Code reviews have evolved into deeper conversations about architecture, AI integration strategies, prompt design quality, and systemic risk mitigation.

Mentorship has also transformed. Senior engineers now teach not only frameworks and patterns, but also model evaluation, AI safety boundaries, and responsible system design.

In distributed teams, engineering excellence emerges from shared learning—openly discussing mistakes, architectural trade-offs, and emerging AI-driven best practices.

Sustainable competitive advantage does not come from mastering a single tool. It comes from building a culture of learning that evolves faster than the market.


Mismo as a Reflection of Modern Nearshore Engineering

In this landscape, organizations like Mismo represent the evolution of nearshore software development beyond simple code execution.

The focus is not on producing code at lower cost, but on cultivating LATAM talent with architectural vision, systemic thinking, and global technical maturity.

Encouraging system thinking in engineering means creating environments where discussions move beyond tickets and toward impact, sustainability, and long-term design integrity.

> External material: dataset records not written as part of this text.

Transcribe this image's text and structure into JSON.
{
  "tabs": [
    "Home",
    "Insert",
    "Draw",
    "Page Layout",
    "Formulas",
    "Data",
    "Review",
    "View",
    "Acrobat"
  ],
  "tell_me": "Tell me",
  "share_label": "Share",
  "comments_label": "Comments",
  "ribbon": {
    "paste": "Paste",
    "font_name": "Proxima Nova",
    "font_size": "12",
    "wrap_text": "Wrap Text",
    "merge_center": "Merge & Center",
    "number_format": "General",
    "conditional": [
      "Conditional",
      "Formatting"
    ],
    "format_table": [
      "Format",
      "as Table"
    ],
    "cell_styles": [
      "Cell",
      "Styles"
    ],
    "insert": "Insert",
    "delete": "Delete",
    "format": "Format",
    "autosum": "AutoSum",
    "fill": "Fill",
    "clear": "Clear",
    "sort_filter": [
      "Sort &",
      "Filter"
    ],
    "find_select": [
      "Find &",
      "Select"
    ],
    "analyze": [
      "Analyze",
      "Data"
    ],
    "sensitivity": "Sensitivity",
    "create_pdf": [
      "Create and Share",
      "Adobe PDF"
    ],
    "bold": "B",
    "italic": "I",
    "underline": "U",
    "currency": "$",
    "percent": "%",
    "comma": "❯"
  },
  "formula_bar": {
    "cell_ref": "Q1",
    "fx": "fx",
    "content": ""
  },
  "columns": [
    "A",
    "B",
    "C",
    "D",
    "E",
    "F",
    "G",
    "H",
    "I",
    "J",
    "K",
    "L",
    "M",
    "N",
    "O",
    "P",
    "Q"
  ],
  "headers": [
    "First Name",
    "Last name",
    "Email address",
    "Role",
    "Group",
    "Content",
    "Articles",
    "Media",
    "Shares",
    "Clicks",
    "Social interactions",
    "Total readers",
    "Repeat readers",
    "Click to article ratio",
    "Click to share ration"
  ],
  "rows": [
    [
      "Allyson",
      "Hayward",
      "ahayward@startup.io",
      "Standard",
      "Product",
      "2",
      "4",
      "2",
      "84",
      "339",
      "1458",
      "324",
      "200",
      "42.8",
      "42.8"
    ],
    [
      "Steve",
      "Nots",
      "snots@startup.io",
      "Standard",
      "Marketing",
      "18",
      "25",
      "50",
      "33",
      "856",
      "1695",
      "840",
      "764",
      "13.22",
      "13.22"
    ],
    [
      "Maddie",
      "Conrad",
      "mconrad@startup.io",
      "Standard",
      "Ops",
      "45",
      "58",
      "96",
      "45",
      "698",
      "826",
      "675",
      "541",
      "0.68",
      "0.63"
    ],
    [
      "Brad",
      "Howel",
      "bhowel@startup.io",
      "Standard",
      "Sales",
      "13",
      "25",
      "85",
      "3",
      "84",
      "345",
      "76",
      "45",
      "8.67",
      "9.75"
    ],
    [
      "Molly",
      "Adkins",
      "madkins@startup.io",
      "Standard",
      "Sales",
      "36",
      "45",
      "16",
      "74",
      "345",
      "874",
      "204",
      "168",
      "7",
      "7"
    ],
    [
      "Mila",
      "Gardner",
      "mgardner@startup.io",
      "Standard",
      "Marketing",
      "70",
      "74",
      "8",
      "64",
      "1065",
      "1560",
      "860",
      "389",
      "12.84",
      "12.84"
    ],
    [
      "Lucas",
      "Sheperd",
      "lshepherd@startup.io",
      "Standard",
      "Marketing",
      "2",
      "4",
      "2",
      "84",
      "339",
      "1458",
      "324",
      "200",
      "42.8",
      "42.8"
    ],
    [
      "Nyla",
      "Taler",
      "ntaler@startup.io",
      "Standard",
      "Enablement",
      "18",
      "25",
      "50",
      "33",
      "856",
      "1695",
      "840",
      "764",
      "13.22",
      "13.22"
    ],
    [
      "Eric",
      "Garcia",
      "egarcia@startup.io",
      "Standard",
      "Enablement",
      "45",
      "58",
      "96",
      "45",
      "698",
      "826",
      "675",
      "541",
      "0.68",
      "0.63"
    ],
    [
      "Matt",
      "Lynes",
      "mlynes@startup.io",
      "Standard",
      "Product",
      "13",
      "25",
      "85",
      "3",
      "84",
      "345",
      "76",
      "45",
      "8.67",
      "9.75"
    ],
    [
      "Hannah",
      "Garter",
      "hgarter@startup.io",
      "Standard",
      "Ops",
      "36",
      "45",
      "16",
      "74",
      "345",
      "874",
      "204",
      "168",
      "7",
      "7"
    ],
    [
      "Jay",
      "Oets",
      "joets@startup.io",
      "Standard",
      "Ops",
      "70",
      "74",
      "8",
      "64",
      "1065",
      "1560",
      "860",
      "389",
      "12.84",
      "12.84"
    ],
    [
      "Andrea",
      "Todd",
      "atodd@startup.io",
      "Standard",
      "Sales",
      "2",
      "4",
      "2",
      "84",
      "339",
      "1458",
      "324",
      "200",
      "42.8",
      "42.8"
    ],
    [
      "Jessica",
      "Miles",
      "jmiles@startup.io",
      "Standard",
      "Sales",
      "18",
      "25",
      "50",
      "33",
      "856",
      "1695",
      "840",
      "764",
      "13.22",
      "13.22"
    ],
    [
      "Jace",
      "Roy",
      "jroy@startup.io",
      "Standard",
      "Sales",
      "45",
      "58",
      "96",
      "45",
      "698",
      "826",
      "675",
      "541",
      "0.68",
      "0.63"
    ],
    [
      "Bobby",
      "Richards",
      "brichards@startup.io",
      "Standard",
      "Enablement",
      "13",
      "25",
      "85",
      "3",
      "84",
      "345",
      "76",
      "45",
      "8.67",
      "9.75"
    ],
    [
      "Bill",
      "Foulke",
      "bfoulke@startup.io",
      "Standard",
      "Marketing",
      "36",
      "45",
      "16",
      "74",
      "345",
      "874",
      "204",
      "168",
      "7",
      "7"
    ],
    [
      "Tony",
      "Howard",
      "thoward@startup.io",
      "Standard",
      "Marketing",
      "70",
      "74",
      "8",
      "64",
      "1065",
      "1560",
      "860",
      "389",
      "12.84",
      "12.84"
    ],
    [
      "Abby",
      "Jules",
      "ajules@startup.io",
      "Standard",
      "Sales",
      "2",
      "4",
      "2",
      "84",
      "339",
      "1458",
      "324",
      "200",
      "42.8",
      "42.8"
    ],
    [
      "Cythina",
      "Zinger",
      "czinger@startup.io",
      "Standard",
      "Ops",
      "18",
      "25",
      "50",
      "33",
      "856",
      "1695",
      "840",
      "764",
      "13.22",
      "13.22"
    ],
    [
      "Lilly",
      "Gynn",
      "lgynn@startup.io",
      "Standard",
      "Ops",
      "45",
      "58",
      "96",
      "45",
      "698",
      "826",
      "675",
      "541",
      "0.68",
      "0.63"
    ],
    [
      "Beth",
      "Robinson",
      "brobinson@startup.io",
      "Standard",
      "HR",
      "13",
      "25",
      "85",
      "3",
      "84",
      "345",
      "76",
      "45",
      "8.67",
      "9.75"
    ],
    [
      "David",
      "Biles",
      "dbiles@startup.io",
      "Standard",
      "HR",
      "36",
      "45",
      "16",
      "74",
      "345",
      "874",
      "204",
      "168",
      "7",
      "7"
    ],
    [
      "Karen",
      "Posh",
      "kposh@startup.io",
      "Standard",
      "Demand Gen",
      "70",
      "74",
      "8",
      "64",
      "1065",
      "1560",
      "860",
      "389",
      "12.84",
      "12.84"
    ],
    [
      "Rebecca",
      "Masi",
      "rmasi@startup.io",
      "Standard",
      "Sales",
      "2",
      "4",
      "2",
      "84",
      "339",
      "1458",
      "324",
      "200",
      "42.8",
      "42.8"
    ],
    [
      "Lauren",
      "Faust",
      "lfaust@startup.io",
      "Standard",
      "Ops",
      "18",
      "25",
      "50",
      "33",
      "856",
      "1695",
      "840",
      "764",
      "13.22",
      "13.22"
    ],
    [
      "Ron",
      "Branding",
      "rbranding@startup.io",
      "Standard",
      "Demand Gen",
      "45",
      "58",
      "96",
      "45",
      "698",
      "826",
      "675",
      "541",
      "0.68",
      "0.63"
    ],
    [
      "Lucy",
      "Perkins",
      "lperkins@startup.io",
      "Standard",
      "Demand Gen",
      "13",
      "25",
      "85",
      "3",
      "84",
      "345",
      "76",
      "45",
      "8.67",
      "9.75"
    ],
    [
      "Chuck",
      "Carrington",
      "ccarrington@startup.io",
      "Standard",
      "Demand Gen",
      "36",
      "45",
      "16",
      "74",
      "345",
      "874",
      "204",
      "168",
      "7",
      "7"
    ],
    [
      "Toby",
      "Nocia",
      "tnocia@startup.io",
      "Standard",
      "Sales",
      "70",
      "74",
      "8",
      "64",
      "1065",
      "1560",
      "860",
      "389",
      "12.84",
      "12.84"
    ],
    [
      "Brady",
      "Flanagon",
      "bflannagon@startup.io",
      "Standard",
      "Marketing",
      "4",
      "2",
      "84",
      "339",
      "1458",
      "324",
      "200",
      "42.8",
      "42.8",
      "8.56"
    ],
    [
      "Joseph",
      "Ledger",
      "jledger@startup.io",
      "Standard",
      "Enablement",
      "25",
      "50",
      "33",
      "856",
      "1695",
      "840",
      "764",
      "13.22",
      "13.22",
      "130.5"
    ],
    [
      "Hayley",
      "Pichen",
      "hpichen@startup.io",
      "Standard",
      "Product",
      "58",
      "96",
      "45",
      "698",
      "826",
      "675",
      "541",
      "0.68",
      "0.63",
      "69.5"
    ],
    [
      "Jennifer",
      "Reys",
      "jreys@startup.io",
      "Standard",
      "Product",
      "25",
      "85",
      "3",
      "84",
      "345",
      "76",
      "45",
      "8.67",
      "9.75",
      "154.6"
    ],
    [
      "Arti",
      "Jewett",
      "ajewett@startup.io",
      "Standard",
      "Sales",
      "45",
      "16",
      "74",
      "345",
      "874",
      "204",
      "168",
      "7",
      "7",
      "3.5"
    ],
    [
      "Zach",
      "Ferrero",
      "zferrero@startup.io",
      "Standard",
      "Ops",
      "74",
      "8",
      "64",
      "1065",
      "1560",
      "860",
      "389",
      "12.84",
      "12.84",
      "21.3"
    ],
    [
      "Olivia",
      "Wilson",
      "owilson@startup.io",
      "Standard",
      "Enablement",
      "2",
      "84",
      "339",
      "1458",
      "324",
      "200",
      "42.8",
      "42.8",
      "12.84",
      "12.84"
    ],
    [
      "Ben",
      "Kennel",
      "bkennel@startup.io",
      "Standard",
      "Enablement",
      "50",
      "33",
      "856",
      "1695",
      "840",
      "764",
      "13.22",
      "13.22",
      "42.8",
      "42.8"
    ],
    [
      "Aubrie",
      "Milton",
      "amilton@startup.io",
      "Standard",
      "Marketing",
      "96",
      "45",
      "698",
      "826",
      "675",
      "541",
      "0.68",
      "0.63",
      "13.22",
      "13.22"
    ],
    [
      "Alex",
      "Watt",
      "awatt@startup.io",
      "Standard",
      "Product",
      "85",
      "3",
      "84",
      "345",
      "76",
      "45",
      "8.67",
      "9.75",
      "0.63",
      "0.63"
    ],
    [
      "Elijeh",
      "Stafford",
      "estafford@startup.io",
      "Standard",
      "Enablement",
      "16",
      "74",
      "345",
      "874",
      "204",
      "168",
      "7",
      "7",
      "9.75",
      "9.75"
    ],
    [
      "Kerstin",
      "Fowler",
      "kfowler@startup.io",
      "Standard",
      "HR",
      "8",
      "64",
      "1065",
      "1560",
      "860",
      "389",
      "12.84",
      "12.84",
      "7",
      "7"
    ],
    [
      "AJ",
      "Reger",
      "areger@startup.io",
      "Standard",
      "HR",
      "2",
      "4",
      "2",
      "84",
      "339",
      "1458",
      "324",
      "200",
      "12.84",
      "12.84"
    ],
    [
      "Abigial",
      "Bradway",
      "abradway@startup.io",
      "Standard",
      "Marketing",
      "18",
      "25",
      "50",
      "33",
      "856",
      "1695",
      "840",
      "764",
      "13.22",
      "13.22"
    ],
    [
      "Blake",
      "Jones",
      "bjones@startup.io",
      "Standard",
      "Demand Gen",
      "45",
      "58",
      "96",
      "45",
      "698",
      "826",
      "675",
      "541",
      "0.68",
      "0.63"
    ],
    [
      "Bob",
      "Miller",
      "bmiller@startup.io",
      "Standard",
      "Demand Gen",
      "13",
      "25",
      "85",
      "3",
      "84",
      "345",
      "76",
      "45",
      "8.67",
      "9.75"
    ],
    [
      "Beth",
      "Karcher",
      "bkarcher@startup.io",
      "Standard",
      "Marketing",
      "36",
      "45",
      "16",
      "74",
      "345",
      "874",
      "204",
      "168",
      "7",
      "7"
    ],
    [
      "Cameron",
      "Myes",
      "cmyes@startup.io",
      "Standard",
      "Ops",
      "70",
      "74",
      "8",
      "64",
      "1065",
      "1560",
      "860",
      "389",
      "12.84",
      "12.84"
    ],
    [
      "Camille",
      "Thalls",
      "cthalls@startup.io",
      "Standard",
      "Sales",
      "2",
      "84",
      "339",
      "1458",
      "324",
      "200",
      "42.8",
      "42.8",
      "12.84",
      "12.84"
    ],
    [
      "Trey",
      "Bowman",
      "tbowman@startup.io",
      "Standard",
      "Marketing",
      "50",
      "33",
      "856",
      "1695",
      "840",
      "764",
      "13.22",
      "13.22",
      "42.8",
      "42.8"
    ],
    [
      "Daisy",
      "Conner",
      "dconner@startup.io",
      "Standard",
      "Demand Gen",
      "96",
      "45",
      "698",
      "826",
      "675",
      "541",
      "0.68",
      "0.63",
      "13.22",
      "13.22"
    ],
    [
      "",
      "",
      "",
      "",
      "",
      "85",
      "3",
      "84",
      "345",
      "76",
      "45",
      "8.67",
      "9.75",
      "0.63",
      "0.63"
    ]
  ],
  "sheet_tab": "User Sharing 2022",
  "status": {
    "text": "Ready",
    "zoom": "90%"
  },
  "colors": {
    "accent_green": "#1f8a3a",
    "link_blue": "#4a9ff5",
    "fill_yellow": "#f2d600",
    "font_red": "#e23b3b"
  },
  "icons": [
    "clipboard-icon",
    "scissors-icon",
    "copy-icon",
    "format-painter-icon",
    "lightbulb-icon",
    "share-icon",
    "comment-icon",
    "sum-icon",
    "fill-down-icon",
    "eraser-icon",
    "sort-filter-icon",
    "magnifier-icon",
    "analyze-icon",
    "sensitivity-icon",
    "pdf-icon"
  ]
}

By combining collaborative culture, engineering rigor, and exposure to complex international challenges, technical leadership in LATAM continues to strengthen.

This is how real engineering communities are built—where software development becomes strategic thinking applied at scale.

We Are the Generation Designing the Future

Artificial intelligence does not replace engineers. It raises the bar.

The call to action is clear: deepen architectural expertise, master system design, understand AI integration, and take ethical responsibility seriously.

The future of developers lies not in competing with machines, but in integrating them intelligently and purposefully.

More than ever, software engineering demands vision, judgment, and community to build complex, resilient, and responsible systems.

In Latin America, we don’t just write code. We design the future.